シルクスクリーンプリントとは?
誰しもが家に1枚は持っているプリントT-シャツ。そのプリント方法は様々ですが代表的なプリントの手法として「シルクスクリーンプリント」という方法があります。
今回はその「シルクスクリーンプリント」に自分でトライしてみたいと思います!
まず、(版:はん)と呼ばれる型を使ってプリントする方法には2種類。その違いはインクの種類によります。
<水性か油性か?>
・水性=アクリル絵の具の延長。水で洗浄可能で乾くと耐水性を持つ。
・油性=工業的で洗浄も溶剤を使わなければならず、本格的な工場(作業場)が必要になってきます。
油性はかなり前後の処理が面倒なので作業場所の確保が難しい場合は水性がおすすめです。
版型を作成する
まずは版型を作成します。この段階から自分で作る方法もあるのですが、工程が複雑&精度が求められるため筆者の場合、版の作成は「外注」します。

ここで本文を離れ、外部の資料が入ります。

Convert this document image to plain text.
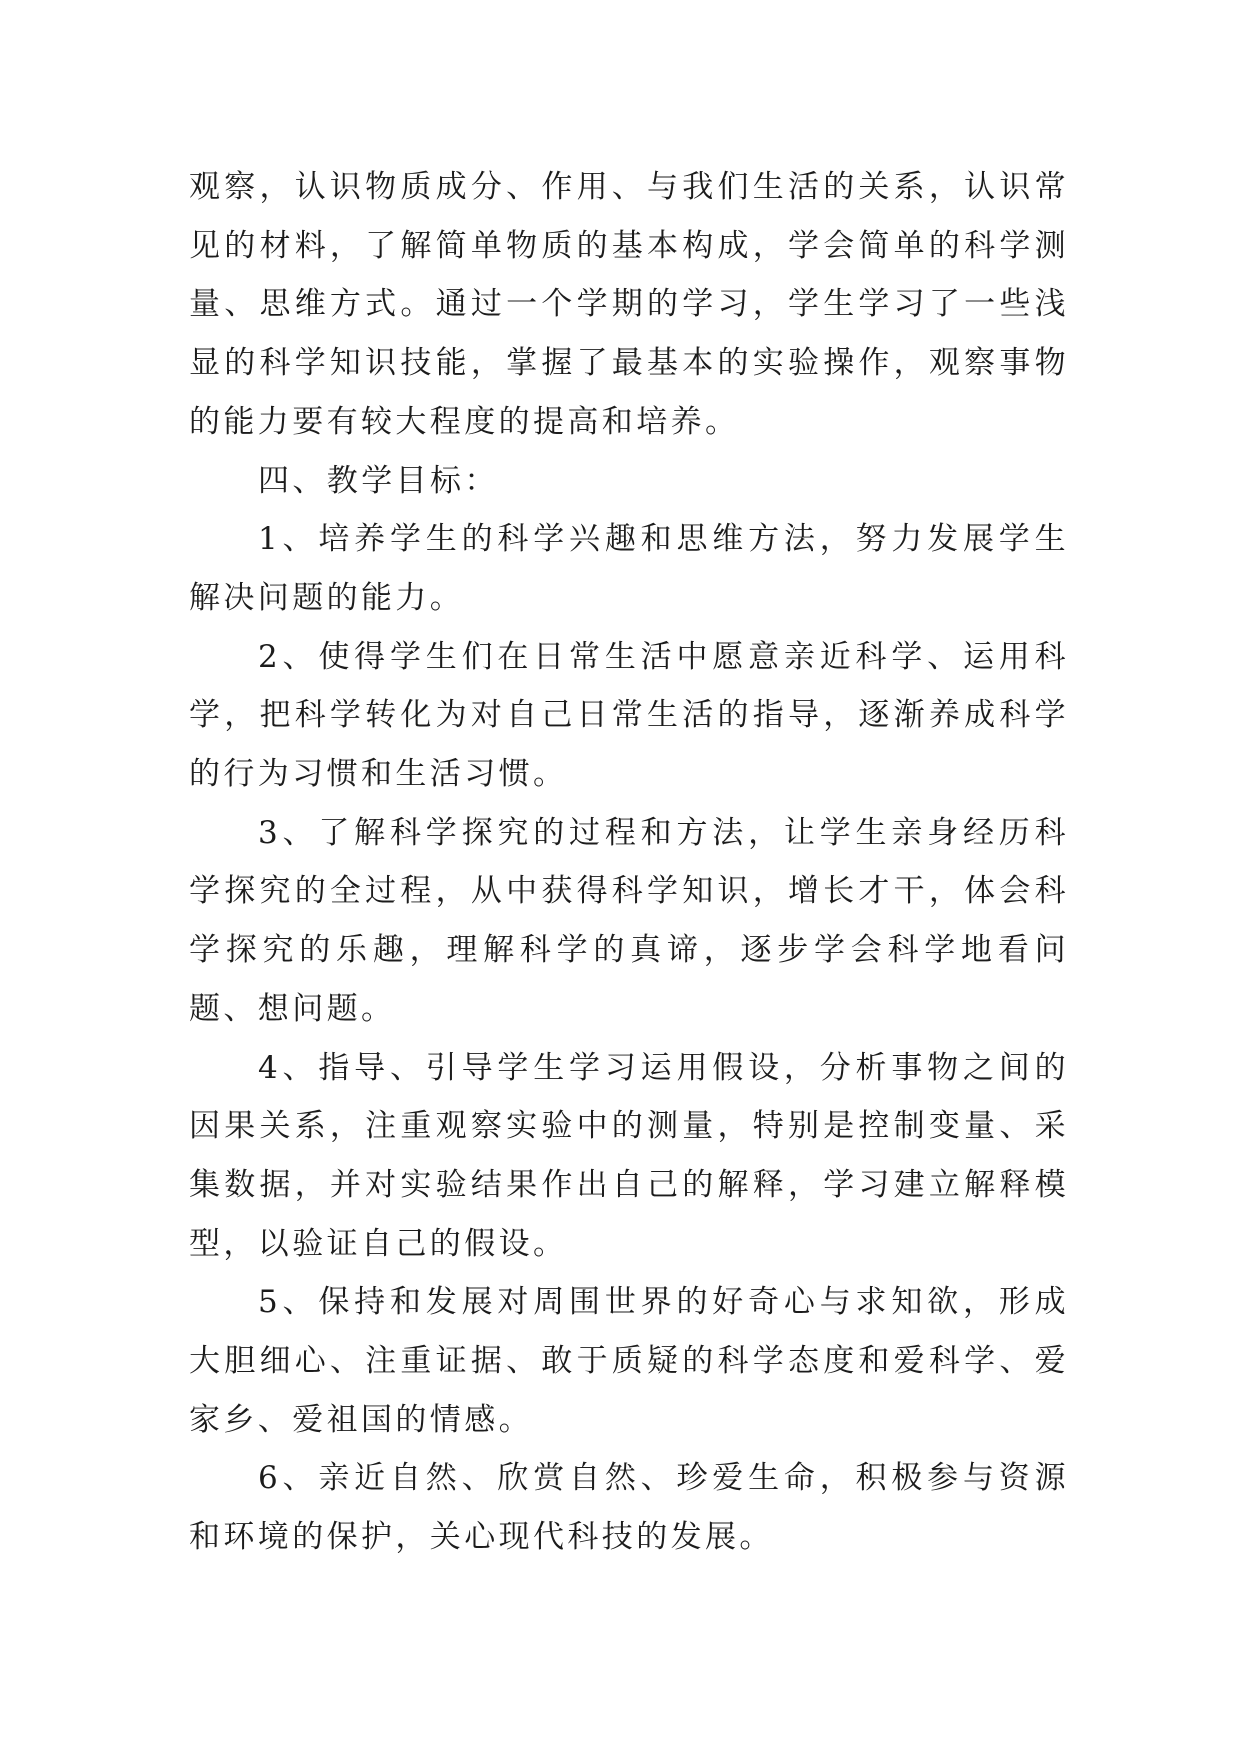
观察，认识物质成分、作用、与我们生活的关系，认识常见的材料，了解简单物质的基本构成，学会简单的科学测量、思维方式。通过一个学期的学习，学生学习了一些浅显的科学知识技能，掌握了最基本的实验操作，观察事物的能力要有较大程度的提高和培养。

四、教学目标：

1、培养学生的科学兴趣和思维方法，努力发展学生解决问题的能力。

2、使得学生们在日常生活中愿意亲近科学、运用科学，把科学转化为对自己日常生活的指导，逐渐养成科学的行为习惯和生活习惯。

3、了解科学探究的过程和方法，让学生亲身经历科学探究的全过程，从中获得科学知识，增长才干，体会科学探究的乐趣，理解科学的真谛，逐步学会科学地看问题、想问题。

4、指导、引导学生学习运用假设，分析事物之间的因果关系，注重观察实验中的测量，特别是控制变量、采集数据，并对实验结果作出自己的解释，学习建立解释模型，以验证自己的假设。

5、保持和发展对周围世界的好奇心与求知欲，形成大胆细心、注重证据、敢于质疑的科学态度和爱科学、爱家乡、爱祖国的情感。

6、亲近自然、欣赏自然、珍爱生命，积极参与资源和环境的保护，关心现代科技的发展。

シルクスクリーン製版専門店 片桐写真型では、低価格でクオリティの高いシルクスクリーン製版を制作いたします。
出典:片桐写真型
本来「版」を作成する際は1デザインに1版(1データ)が基本なので1つの版では同じプリントの見え方しか出来ないものですが、
今回の版は「様々な状況で使い分けられる版」を目指します。そのためにやることは下記になります。
・版に出来るだけ無駄な隙間が無いように配置
・かといって柄と柄があまり近すぎない(干渉しやすくなる)
・同じパターンでもサイズ違いで配置すると後々使用しやすい
これらの考え方をもとにデータを配置し、版が完成しました。
サイズ違いのお魚ロゴ
道具を揃える
そして道具です。最低限必要なのがこれらです。
(左から)
・ヘラ
・バット(トレー、道具置き。代用可能)
・スキージ
このスキージでインクを伸ばしていきます。
また、プリントの際に使用する「プリント機」もあり、枚数を多く刷る場合は必要になってきますが数枚であれば使用しなくてもなんら問題はありません。
やたら大がかり。。
インクを購入する
水性インクを購入します。筆者はこのシリーズが好きで購入していますが、種類は多岐にわたるので
色々試すと特徴の違いがあります。
自分の好きな特徴(粘りや発色、乾きやすさ、生地への乗りやすさ)を探すのも楽しいです。
PC画面で分かりづらいですがネオンカラーです! 同時にマスキングテープも用意します。
マスキングする
「様々な状況で使い分けられる版」のため、今回やりたいプリントができるように、いらない部分をマスキングテープで塞ぎます。
この作業が不十分だとテープの隙間から下の穴(柄部分)にインクが漏れて製品がダメになります。
色を刷る
マスキングをし、必要な部分以外を目貼りしたらインクを置いて、ターゲットのボディの上に版をセットしスキージでこすっていきます。
シュ!っとイキます。1往復半くらいが筆者は好きです。
乾かす
1柄1色刷るたびに1度づつ乾燥させてから次の色を刷ります。この工程を抜くと乾いてないインクが様々な所に付着し、大惨事になります。
刷ったら→乾燥!→刷ったら→乾燥!
この繰り返しの動作が基本になります。
この動作を3回繰り返してこうなる
繰り返す(5と6の部分)
今回は3色使いを予定していますので、刷ったら→乾燥! の動作を9回繰り返します。
かなりのハードワーク。これが「様々な状況で使い分けられる版」の弱点です。
1デザインに1版だとこの動作は3回に軽減できます。
ヒートガンで乾かします。(ドライヤーでも代用できるかと思います。)
もうちょっと!ここまでで8回刷り、、
結論
めんどうくさい人は売り物を買ってください。楽しめる人はLet’sトライ!!
楽しいかどうか?は人によると思うのですが、モノ作り好きな人はきっと楽しめます。インクが付着したり、データいじったり、構図考えたり、ボディどうするか考えたり、、
考えることは多岐に渡りますが、面白そうだと思った方はレッツトライ!
自分で刷ると印刷やプリントに対する見方や好みがきっと変わります。
今回は自分のブランドのプリントスウェットを例に、シルクスクリーンプリントの手法を解説してみました。 インクの違いで表面感や着用感、経年変化なども変わってくるのでプリントの世界も中々奥が深いです。 水性のインクを好むのは扱いやすいのもあるのですが、溶剤で溶かしたり洗浄しなくて良いので環境にも優しいと言う側面もあります。 モノ作りは大量生産&工業と切っても切れない関係ですが出来るだけ環境に負荷はかけたく無いですね。
9回刷って出来ました!プリントは発色のいい蛍光色です。